Cela accentue la troisième fragilité du pays, la fragilité monétaire. Lors de la création de l’euro, l’abandon du Deutsche Mark en échange de la réunification du pays était conditionné à la duplication pour la Banque Centrale Européenne du mandat de la Bundesbank : indépendance totale vis-à-vis du politique et objectif strict de stabilité des prix.
Or la fragmentation croissante de l’Union face à la crise énergétique, le ralentissement économique, et la déstabilisation de sa position commerciale, pèse sur la capacité de la BCE à faire face efficacement au contexte inflationniste et à défendre l’euro face à la force du dollar.
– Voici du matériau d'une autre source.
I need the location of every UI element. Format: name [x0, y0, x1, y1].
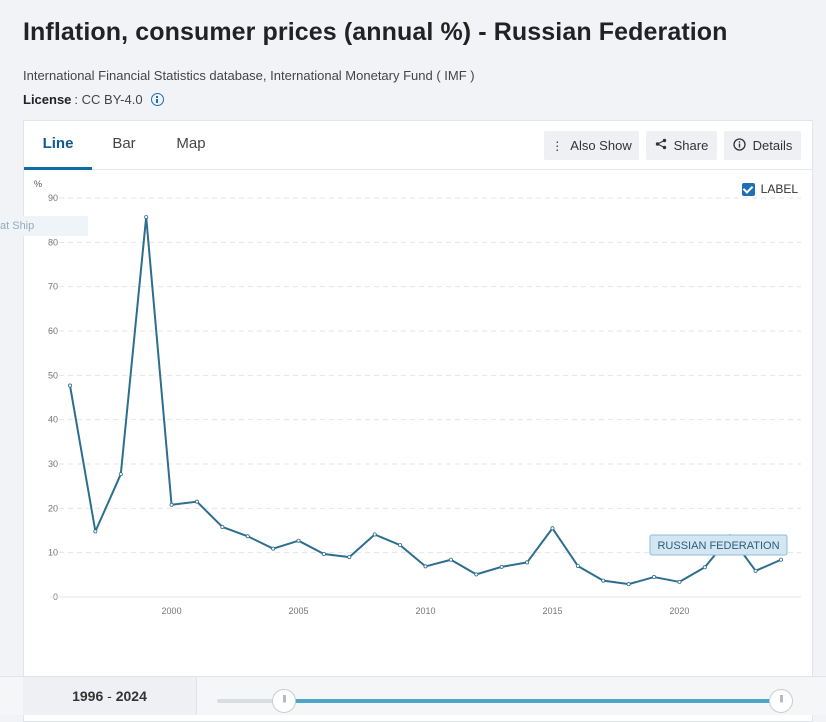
label-checkbox[interactable]: [741, 182, 755, 196]
page-title: Inflation, consumer prices (annual %) - …: [23, 18, 728, 46]
chart-tabs: Line Bar Map ⋮ Also Show Share Details: [24, 121, 812, 170]
range-slider-bar: 1996 - 2024: [0, 676, 826, 715]
share-label: Share: [673, 138, 709, 153]
range-start: 1996: [72, 688, 104, 704]
range-end: 2024: [115, 688, 147, 704]
license-label: License: [23, 92, 72, 107]
range-display: 1996 - 2024: [23, 677, 197, 715]
label-toggle[interactable]: LABEL: [741, 182, 798, 196]
info-icon[interactable]: [150, 93, 164, 106]
also-show-button[interactable]: ⋮ Also Show: [544, 131, 639, 160]
range-end-handle[interactable]: [769, 689, 793, 713]
share-button[interactable]: Share: [646, 131, 717, 160]
tab-line[interactable]: Line: [24, 121, 92, 170]
chart-card: Line Bar Map ⋮ Also Show Share Details L…: [23, 120, 813, 722]
tab-map[interactable]: Map: [176, 135, 206, 152]
license-value: : CC BY-4.0: [74, 92, 143, 107]
info-circle-icon: [732, 137, 746, 154]
chart-area: LABEL: [24, 169, 812, 677]
range-sep: -: [103, 688, 116, 704]
share-icon: [655, 138, 667, 153]
source-text: International Financial Statistics datab…: [23, 68, 475, 83]
ghost-tooltip: at Ship: [0, 216, 88, 236]
also-show-label: Also Show: [570, 138, 632, 153]
range-start-handle[interactable]: [272, 689, 296, 713]
license-line: License : CC BY-4.0: [23, 92, 164, 107]
range-track-fill: [284, 699, 781, 703]
details-label: Details: [752, 138, 793, 153]
more-vertical-icon: ⋮: [551, 138, 564, 153]
tab-bar[interactable]: Bar: [112, 135, 136, 152]
label-toggle-text: LABEL: [760, 182, 798, 196]
details-button[interactable]: Details: [724, 131, 801, 160]
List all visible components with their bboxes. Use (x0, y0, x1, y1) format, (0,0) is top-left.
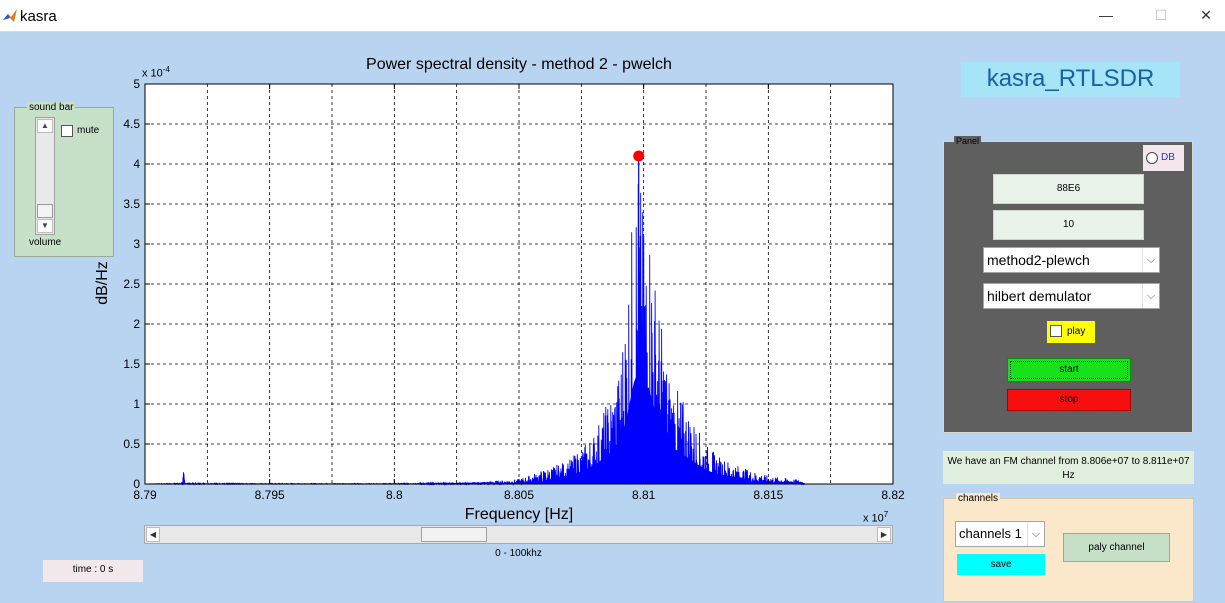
db-label: DB (1161, 152, 1175, 163)
demodulator-select-value: hilbert demulator (987, 288, 1092, 304)
maximize-button[interactable]: ☐ (1154, 7, 1168, 23)
psd-chart: 8.79 8.795 8.8 8.805 8.81 8.815 8.82 0 0.5 1 1.5 2 2… (123, 77, 905, 502)
stop-button[interactable]: stop (1007, 389, 1131, 411)
slider-right-arrow[interactable]: ▶ (877, 527, 891, 542)
y-tick-label: 0 (133, 477, 140, 491)
volume-down-arrow[interactable]: ▼ (37, 219, 53, 233)
channels-legend: channels (956, 493, 1001, 504)
y-tick-label: 5 (133, 77, 140, 91)
time-label: time : 0 s (43, 560, 143, 582)
range-label: 0 - 100khz (495, 548, 542, 559)
method-select[interactable]: method2-plewch ⌵ (983, 247, 1160, 273)
y-tick-label: 1 (133, 397, 140, 411)
x-exponent-base: x 10 (863, 512, 884, 525)
play-toggle[interactable]: play (1047, 321, 1095, 343)
save-button[interactable]: save (957, 554, 1045, 575)
y-exponent-base: x 10 (142, 67, 163, 80)
db-radio[interactable] (1146, 152, 1158, 164)
y-exponent: x 10-4 (142, 65, 170, 80)
chevron-down-icon[interactable]: ⌵ (1027, 522, 1044, 546)
x-tick-label: 8.805 (504, 488, 534, 502)
slider-left-arrow[interactable]: ◀ (146, 527, 160, 542)
y-tick-label: 1.5 (123, 357, 140, 371)
chart-title: Power spectral density - method 2 - pwel… (366, 56, 672, 73)
y-tick-label: 3.5 (123, 197, 140, 211)
mute-label: mute (77, 125, 100, 136)
gain-input[interactable]: 10 (993, 210, 1144, 240)
x-tick-label: 8.8 (386, 488, 403, 502)
matlab-icon (3, 9, 17, 22)
start-button[interactable]: start (1007, 358, 1131, 382)
channel-select[interactable]: channels 1 ⌵ (955, 521, 1045, 547)
spectrum-core (551, 369, 749, 484)
play-checkbox[interactable] (1050, 325, 1062, 337)
minimize-button[interactable]: — (1099, 7, 1113, 23)
x-tick-label: 8.815 (753, 488, 783, 502)
channel-info-text: We have an FM channel from 8.806e+07 to … (943, 451, 1194, 484)
x-exponent: x 107 (863, 510, 888, 525)
app-name-label: kasra_RTLSDR (961, 62, 1180, 97)
peak-marker (633, 150, 645, 162)
x-tick-label: 8.79 (133, 488, 157, 502)
panel-legend: Panel (954, 136, 982, 146)
slider-thumb[interactable] (421, 527, 487, 542)
chevron-down-icon[interactable]: ⌵ (1142, 284, 1159, 308)
play-channel-button[interactable]: paly channel (1063, 533, 1170, 562)
channel-select-value: channels 1 (959, 526, 1022, 541)
y-exponent-power: -4 (162, 65, 170, 74)
volume-slider[interactable]: ▲ ▼ (35, 117, 55, 235)
frequency-input[interactable]: 88E6 (993, 174, 1144, 204)
sound-bar-legend: sound bar (27, 102, 76, 113)
play-label: play (1067, 326, 1086, 337)
db-toggle[interactable]: DB (1143, 145, 1184, 171)
channels-panel: channels channels 1 ⌵ save paly channel (943, 493, 1194, 602)
x-tick-label: 8.82 (881, 488, 905, 502)
y-tick-label: 2.5 (123, 277, 140, 291)
x-axis-label: Frequency [Hz] (464, 506, 574, 523)
demodulator-select[interactable]: hilbert demulator ⌵ (983, 283, 1160, 309)
control-panel: Panel DB 88E6 10 method2-plewch ⌵ hilber… (943, 136, 1193, 433)
volume-label: volume (29, 237, 62, 248)
y-tick-label: 0.5 (123, 437, 140, 451)
volume-up-arrow[interactable]: ▲ (37, 119, 53, 133)
volume-slider-thumb[interactable] (37, 204, 53, 218)
x-exponent-power: 7 (883, 510, 889, 519)
y-tick-label: 4.5 (123, 117, 140, 131)
sound-bar-panel: sound bar ▲ ▼ mute volume (14, 102, 114, 257)
y-tick-label: 2 (133, 317, 140, 331)
y-tick-label: 3 (133, 237, 140, 251)
mute-checkbox[interactable] (61, 125, 73, 137)
title-bar: kasra — ☐ ✕ (0, 0, 1225, 32)
window-title: kasra (20, 8, 57, 25)
x-tick-label: 8.81 (632, 488, 656, 502)
chevron-down-icon[interactable]: ⌵ (1142, 248, 1159, 272)
method-select-value: method2-plewch (987, 252, 1090, 268)
close-button[interactable]: ✕ (1200, 7, 1212, 23)
y-tick-label: 4 (133, 157, 140, 171)
x-tick-label: 8.795 (255, 488, 285, 502)
frequency-range-slider[interactable]: ◀ ▶ (144, 525, 893, 544)
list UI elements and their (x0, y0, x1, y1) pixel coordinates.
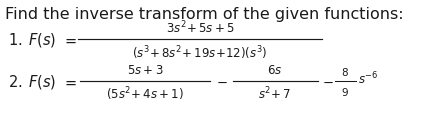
Text: $9$: $9$ (341, 85, 349, 97)
Text: $5s+3$: $5s+3$ (127, 64, 163, 77)
Text: $(s^3\!+8s^2\!+19s\!+\!12)(s^3)$: $(s^3\!+8s^2\!+19s\!+\!12)(s^3)$ (132, 44, 268, 61)
Text: $6s$: $6s$ (267, 64, 283, 77)
Text: $=$: $=$ (62, 74, 78, 89)
Text: $s^{-6}$: $s^{-6}$ (358, 70, 378, 87)
Text: $\it{2.}$: $\it{2.}$ (8, 73, 23, 89)
Text: $8$: $8$ (341, 65, 349, 77)
Text: $(5s^2\!+4s+1)$: $(5s^2\!+4s+1)$ (106, 84, 184, 102)
Text: $\it{F(s)}$: $\it{F(s)}$ (28, 72, 56, 90)
Text: $\it{1.}$: $\it{1.}$ (8, 32, 23, 48)
Text: $\it{F(s)}$: $\it{F(s)}$ (28, 31, 56, 49)
Text: Find the inverse transform of the given functions:: Find the inverse transform of the given … (5, 7, 404, 22)
Text: $-$: $-$ (322, 75, 334, 88)
Text: $3s^2\!+5s+5$: $3s^2\!+5s+5$ (166, 19, 234, 36)
Text: $-$: $-$ (216, 75, 228, 88)
Text: $=$: $=$ (62, 32, 78, 47)
Text: $s^2\!+7$: $s^2\!+7$ (259, 85, 292, 101)
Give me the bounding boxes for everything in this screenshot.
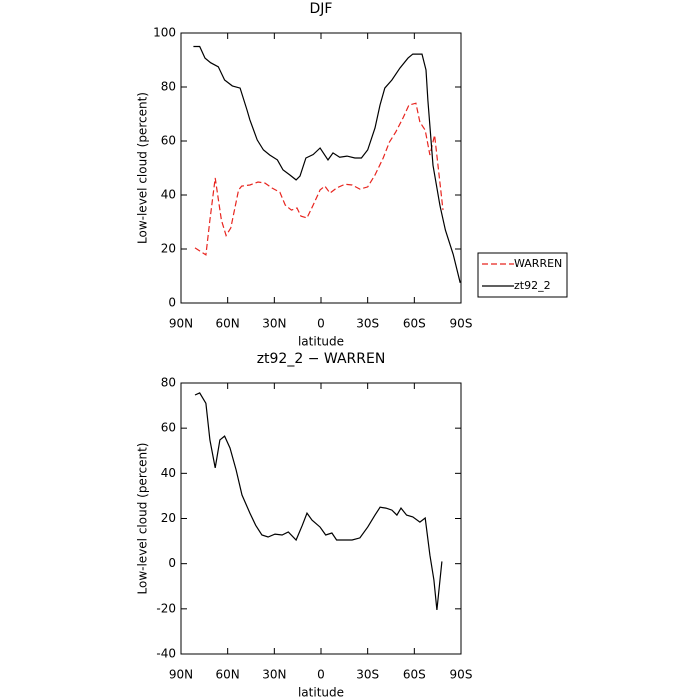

Dans un contexte de pression croissante sur les prix de production via les intrants industriels, l’euro devient ainsi trop sous-évalué pour l’ensemble de l’Union, et a fortiori pour le tissu économique allemand, qui doit en outre faire face à des revendications salariales de plus en plus fortes.
La dernière fragilité allemande est géostratégique et elle expose les failles de L’Union Européenne en la matière. Face au retour du tragique à l’Est du l’Europe, l’Allemagne ne peut plus être un partenaire de défense passif, simple soutien logistique des opérations extérieures de l’Union et hôte bienveillant mais peu engagé de l’Alliance Atlantique en Europe.
Le pays a entamé avec détermination sa mue. Il ambitionne de se doter rapidement d’un outil militaire à la hauteur de son poids économique et de sa position stratégique. Mais reste dans un lien indéfectible avec le protecteur historique américain, au risque de miner les ambitions de puissance de l’Europe : chasseurs F35, système de protection anti-missiles américain ou israélien, hésitations dans les programmes d’armement commun avec la France, en particulier terrestres, rien dans les choix récents effectués Outre-Rhin ne vient conforter sa place de cheville ouvrière européenne. C’est plutôt le chacun pour soi qui domine.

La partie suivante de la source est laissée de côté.